When her daughter's kidnapped by murderous types in this odd, grisly gothic western, frontierswoman Cate Blanchett saddles up and gives chase, accompanied by estranged father Tommy Lee Jones. A tiresomely grim offering from Ron Howard, whose fussy, pointlessly tricksy direction is a consistently irritating distraction. Very poor.
In Clint Eastwood's self-consciously stately film of Dennis Lehane's cracking thriller, Sean Penn, Tim Robbins and Kevin Bacon are former childhood friends, estranged by trauma, thrown into adult conflict by tragedy following the murder of Penn's teenage daughter. The novel is raw, seething, but Eastwood's stern, sober direction makes the film a bit of a slog, worthy but oddly unengaging, stripped of tension and the true sense of place Lehane brought to the book.

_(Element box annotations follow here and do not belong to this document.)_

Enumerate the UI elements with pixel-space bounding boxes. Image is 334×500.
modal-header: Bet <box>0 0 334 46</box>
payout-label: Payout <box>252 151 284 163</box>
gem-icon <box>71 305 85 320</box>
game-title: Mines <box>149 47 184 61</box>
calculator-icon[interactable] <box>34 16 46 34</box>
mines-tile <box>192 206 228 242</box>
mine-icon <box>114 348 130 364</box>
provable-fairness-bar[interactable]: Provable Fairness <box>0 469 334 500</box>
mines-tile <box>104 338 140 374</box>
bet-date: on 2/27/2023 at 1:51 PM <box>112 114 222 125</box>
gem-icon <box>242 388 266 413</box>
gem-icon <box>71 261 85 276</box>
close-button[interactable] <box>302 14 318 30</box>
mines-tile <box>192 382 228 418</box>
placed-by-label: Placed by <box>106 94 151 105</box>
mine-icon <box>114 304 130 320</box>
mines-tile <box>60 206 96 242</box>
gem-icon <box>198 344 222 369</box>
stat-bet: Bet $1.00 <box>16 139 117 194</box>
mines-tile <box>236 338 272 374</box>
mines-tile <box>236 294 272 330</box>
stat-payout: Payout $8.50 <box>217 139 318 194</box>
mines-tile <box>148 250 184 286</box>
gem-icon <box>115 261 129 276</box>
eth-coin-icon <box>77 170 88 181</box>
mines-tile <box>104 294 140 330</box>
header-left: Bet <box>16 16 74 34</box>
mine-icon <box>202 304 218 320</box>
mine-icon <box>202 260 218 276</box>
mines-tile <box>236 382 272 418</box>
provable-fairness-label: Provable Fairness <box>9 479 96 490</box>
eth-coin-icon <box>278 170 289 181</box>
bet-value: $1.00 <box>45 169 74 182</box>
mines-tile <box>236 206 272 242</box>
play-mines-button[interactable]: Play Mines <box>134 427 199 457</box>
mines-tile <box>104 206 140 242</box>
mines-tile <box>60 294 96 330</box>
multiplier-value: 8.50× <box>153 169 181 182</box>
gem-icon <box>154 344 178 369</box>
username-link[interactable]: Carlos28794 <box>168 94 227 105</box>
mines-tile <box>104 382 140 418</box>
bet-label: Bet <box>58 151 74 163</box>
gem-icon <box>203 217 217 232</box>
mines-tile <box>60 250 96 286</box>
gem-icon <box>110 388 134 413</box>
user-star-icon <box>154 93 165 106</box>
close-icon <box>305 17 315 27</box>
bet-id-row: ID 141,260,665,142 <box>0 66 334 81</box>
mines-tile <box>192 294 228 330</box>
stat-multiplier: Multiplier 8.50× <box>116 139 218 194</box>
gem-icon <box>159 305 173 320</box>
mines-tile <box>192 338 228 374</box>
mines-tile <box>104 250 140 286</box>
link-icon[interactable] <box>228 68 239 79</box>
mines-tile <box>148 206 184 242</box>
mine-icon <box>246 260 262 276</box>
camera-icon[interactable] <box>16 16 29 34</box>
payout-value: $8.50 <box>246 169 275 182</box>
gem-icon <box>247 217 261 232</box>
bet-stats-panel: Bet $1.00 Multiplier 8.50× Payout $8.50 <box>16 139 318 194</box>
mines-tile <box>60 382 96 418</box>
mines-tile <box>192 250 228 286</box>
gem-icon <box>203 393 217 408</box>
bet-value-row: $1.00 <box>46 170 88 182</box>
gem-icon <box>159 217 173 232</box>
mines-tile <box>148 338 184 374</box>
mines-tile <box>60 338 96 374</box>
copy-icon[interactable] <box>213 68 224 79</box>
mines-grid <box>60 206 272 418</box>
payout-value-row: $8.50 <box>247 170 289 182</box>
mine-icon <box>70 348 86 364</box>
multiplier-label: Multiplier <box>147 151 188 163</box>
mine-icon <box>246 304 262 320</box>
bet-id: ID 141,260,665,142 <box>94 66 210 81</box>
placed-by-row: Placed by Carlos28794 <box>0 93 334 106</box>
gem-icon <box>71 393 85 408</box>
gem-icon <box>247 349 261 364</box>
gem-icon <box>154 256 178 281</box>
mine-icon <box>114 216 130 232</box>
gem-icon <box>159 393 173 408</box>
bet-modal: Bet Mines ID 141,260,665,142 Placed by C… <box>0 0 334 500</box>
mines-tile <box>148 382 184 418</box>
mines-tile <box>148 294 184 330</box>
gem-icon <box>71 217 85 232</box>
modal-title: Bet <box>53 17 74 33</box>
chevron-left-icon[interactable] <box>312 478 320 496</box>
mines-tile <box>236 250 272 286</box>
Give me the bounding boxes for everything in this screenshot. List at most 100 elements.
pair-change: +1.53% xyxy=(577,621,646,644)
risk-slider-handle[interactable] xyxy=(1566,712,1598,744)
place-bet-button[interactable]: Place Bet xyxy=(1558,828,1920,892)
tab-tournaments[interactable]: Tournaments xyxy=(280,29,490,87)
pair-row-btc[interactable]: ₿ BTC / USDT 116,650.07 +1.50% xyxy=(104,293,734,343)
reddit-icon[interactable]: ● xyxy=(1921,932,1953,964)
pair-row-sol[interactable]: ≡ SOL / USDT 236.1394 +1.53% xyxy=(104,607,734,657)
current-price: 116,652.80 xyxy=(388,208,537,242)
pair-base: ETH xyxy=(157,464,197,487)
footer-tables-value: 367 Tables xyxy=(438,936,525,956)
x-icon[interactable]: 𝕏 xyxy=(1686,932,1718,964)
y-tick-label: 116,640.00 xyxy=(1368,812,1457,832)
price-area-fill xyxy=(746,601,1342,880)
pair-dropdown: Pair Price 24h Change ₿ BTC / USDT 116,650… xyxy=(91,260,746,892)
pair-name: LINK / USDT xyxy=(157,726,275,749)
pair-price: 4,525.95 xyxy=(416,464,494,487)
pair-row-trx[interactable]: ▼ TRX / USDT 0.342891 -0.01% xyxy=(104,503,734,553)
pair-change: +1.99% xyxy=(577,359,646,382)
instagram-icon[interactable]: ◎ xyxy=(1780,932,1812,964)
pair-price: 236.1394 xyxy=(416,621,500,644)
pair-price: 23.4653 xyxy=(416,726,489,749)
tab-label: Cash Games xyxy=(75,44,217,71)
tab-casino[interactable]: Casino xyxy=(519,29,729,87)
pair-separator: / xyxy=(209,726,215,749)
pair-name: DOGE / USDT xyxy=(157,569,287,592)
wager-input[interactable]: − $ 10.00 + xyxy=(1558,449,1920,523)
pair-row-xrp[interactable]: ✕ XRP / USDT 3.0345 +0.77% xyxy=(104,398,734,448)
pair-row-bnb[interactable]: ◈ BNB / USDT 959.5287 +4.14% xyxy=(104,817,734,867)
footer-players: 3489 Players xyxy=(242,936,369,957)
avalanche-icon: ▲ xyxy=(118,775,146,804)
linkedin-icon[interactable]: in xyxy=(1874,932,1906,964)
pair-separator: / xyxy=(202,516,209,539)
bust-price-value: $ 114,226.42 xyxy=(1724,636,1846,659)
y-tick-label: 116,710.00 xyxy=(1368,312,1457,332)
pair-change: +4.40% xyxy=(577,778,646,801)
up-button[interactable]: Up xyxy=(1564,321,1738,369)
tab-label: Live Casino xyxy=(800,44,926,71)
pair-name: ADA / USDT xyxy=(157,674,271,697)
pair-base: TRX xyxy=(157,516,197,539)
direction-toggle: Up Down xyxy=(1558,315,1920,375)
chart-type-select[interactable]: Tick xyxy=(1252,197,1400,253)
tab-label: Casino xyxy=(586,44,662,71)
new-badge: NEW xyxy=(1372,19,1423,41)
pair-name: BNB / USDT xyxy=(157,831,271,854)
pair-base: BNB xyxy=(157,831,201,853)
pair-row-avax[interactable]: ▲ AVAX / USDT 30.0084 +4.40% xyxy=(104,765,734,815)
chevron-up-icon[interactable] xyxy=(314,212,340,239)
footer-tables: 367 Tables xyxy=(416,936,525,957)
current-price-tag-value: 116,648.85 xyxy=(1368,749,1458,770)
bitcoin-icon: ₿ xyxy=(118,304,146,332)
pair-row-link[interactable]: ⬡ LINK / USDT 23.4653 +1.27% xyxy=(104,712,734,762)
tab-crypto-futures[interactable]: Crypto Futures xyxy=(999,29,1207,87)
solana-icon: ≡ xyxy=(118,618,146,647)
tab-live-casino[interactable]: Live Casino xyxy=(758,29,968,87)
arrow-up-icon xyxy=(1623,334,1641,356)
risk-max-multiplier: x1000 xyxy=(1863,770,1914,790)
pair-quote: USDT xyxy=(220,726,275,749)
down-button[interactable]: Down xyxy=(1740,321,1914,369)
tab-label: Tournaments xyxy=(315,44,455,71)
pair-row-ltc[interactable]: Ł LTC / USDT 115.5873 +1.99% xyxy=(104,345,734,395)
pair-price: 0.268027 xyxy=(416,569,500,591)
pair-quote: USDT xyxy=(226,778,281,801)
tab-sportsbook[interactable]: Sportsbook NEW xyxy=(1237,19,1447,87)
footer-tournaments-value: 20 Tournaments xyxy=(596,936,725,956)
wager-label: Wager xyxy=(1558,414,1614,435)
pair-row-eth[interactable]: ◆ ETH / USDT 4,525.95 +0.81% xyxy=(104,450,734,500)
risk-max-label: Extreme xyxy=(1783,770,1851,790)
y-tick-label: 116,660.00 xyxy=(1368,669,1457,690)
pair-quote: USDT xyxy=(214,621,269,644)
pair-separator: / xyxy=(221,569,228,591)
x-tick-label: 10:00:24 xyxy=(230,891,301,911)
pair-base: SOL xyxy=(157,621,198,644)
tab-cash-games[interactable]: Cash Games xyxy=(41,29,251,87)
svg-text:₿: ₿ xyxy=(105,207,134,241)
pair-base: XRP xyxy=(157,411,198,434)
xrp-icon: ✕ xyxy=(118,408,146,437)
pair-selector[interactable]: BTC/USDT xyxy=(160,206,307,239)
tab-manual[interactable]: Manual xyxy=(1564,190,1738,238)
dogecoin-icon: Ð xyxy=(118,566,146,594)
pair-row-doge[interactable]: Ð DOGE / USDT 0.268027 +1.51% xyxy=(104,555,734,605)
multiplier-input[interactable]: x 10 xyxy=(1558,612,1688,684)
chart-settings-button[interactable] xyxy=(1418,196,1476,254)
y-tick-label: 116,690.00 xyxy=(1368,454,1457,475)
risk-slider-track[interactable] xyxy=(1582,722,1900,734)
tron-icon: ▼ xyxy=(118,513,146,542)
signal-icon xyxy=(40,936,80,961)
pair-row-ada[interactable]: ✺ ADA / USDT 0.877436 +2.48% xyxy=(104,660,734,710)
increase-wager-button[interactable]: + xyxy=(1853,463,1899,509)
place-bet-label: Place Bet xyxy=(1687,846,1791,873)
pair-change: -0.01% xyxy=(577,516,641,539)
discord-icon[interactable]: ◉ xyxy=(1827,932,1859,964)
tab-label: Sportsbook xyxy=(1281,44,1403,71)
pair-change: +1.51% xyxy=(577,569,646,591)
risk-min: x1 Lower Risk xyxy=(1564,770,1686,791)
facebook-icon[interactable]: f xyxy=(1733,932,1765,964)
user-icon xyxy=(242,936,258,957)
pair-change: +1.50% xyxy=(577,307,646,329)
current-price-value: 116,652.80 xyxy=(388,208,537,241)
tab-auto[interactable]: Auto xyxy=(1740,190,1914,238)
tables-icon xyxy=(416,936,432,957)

An object lesson in filming a gig, this, as Patrick Daughters (director of the Yeah Yeah Yeahs' stunning "Maps" promo) captures The Rapture's nervous energies in long, unfussy, elegant shots. Recorded last Christmas, the quartet still resemble—happily—enthusiastic grad students who've stumbled on the ideal disco/punk hybrid. But Daughters exploits this, making them—especially soulful-eyed frontman Luke Jenner—look at once gawky and iconic.